Le tourisme de croisière : en croissance en Nouvelle-Calédonie

Les chiffres de la progression de ce secteur en Nouvelle-Calédonie sont éloquents. Au cours de ces neuf dernières années, le nombre de croisiéristes a augmenté de 419,16 %, passant de plus de 81 215 en 2005 à 421 636 en 2014.

Depuis 2005, le nombre de paquebots accostant en Nouvelle-Calédonie a plus que triplé, passant de 60 en 2005 à 207 en 2014, soit une augmentation de 245 %.

Le nombre d'escales a, quant à lui, progressé de 356 % en huit ans.

Signe de l'importance de ce marché, les deux leaders mondiaux de la croisière, les groupes Carnival et Royal Caribbean Celebrity, viennent en Nouvelle-Calédonie.

Au-delà de ses atouts géographiques et culturels évoqués précédemment, la Nouvelle-Calédonie dispose d'atouts complémentaires pour l'industrie de croisière.

La Nouvelle-Calédonie : des atouts décisifs pour l'industrie de croisière

Parmi ses principaux atouts, il faut compter tout d'abord :

- sa position géographique stratégique, grâce à laquelle elle est l'archipel le plus proche de l'Australie, et particulièrement de Sydney, ce qui lui confère un avantage certain par rapport aux autres destinations de la région, telles que le Vanuatu ou les îles Fidji ;

- et la proximité de ses îles Loyauté, telles que Maré, l'île des Pins, Lifou ou encore Ouvéa, qui lui permet de proposer des destinations situées à moins d'une journée de navigation, permettant ainsi de visiter une destination pendant la journée et de naviguer jusqu'à la prochaine pendant la nuit. Ainsi les bateaux peuvent réaliser des croisières courtes, de sept à dix jours, avec plusieurs destinations en quelques jours, telles que Nouméa, les îles Loyauté et le Vanuatu.

En second lieu, la Nouvelle-Calédonie dispose de bonnes conditions sanitaires, ainsi que d'infrastructures médicales adaptées, permettant une prise en charge médicale de haut niveau, aspect important pour la clientèle australienne.

Le troisième atout réside dans la qualité de la desserte aérienne, qui permet aux compagnies de croisière d'effectuer des mouvements de personnel ou d'évacuer des passagers en toute facilité.

Des retombées économiques pour la Nouvelle-Calédonie

La progression continue du tourisme de croisière depuis une dizaine d'années, fait que ce marché représente un réel potentiel de développement pour la Nouvelle-Calédonie, en complément du tourisme traditionnel.

À ce jour, on sait qu'en 2015, les escales de paquebots généreront près de 24 millions d'euros de retombées pour la Nouvelle-Calédonie, soit plus de 8,8 millions d'euros qui seront dépensés par les compagnies maritimes uniquement pour la logistique et plus de 15 millions d'euros qui devraient l'être pour les dépenses sur place des passagers, en excursions, souvenirs, restauration, transports, etc.

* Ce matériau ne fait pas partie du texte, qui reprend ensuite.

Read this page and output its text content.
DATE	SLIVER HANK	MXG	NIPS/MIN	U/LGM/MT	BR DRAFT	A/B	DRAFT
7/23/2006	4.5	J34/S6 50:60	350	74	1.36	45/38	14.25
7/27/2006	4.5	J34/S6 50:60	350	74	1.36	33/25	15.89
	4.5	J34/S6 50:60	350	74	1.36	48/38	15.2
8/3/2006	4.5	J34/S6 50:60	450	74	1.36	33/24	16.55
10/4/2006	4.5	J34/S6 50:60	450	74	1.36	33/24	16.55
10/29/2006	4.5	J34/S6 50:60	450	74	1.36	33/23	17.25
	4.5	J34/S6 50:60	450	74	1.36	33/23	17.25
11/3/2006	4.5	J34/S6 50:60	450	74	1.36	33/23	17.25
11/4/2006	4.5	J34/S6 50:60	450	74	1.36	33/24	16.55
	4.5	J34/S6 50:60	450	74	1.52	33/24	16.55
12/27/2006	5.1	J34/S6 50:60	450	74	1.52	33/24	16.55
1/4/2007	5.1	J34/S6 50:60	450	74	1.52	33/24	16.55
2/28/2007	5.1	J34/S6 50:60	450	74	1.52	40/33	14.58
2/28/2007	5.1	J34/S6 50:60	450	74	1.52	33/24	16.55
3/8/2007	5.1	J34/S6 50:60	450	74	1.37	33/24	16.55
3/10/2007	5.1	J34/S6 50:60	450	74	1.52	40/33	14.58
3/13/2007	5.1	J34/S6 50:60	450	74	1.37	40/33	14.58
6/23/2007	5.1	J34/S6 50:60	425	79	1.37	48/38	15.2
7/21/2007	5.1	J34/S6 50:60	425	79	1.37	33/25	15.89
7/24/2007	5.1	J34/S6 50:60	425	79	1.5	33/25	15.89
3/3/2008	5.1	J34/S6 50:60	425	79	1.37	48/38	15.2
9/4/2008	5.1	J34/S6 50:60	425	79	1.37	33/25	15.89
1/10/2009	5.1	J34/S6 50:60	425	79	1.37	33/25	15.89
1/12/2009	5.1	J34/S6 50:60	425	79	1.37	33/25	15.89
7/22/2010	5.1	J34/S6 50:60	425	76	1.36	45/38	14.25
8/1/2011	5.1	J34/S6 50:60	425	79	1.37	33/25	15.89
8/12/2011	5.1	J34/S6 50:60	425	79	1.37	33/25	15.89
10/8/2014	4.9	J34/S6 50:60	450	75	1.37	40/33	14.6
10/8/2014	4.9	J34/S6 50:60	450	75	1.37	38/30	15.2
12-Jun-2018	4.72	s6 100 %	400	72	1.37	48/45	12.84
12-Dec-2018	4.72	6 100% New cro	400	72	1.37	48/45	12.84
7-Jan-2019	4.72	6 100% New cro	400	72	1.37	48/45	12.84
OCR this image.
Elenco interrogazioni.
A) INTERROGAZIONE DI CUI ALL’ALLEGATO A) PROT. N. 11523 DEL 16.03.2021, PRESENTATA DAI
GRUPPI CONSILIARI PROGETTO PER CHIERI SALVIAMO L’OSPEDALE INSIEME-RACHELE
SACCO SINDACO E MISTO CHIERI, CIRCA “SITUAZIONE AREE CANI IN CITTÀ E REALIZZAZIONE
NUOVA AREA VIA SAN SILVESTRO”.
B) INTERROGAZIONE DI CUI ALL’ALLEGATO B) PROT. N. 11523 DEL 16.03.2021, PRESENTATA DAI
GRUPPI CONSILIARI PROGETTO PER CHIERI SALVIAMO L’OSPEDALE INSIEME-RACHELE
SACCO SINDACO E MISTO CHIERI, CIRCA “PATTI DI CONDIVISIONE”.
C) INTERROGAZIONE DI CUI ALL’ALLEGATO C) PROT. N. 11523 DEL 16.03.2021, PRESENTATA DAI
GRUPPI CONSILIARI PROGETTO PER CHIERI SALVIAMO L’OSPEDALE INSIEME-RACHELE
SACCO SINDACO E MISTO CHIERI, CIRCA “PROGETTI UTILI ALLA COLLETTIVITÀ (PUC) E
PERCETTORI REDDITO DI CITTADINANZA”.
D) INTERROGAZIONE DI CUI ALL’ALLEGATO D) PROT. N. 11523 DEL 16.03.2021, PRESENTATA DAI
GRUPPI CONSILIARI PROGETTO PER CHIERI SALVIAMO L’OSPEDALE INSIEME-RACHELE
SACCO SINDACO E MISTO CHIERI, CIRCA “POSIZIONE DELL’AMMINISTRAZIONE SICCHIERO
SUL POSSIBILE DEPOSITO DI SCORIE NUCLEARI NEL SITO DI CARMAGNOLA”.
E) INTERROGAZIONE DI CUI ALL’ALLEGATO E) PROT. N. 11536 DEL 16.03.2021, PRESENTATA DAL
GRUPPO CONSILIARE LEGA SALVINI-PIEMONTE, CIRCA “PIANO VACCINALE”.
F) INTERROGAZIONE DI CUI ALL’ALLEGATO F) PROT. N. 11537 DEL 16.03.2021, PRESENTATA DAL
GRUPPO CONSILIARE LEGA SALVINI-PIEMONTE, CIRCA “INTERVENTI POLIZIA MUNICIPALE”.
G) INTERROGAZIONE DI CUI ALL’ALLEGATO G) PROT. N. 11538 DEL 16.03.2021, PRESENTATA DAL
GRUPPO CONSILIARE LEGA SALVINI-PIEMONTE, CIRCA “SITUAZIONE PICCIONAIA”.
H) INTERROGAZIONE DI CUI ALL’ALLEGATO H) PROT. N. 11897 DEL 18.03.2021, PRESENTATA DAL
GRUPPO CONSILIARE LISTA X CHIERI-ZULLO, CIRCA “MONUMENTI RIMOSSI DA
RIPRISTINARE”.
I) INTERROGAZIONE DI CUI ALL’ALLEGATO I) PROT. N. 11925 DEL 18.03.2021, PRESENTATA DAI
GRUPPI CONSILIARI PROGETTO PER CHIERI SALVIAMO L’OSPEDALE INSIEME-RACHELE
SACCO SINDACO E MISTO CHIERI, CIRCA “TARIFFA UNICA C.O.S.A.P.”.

En 2020, un million de croisiéristes sont attendus, générant ainsi plus de 55 millions d'euros de retombées.

Le tourisme de croisière est de plus particulièrement adapté aux sociétés traditionnelles insulaires, notamment pour les archipels, puisqu'il ne nécessite pas d'importantes infrastructures coûteuses.

C'est un tourisme structurant et générateur d'emplois qui permet le développement et la pérennité d'activités touristiques :

- il assure un complément de revenu pour de nombreuses familles ;

- il permet de rentabiliser et de conserver des activités culturelles ;

- il limite l'exode des jeunes vers Nouméa en leur donnant un travail et en fixant les populations sur place.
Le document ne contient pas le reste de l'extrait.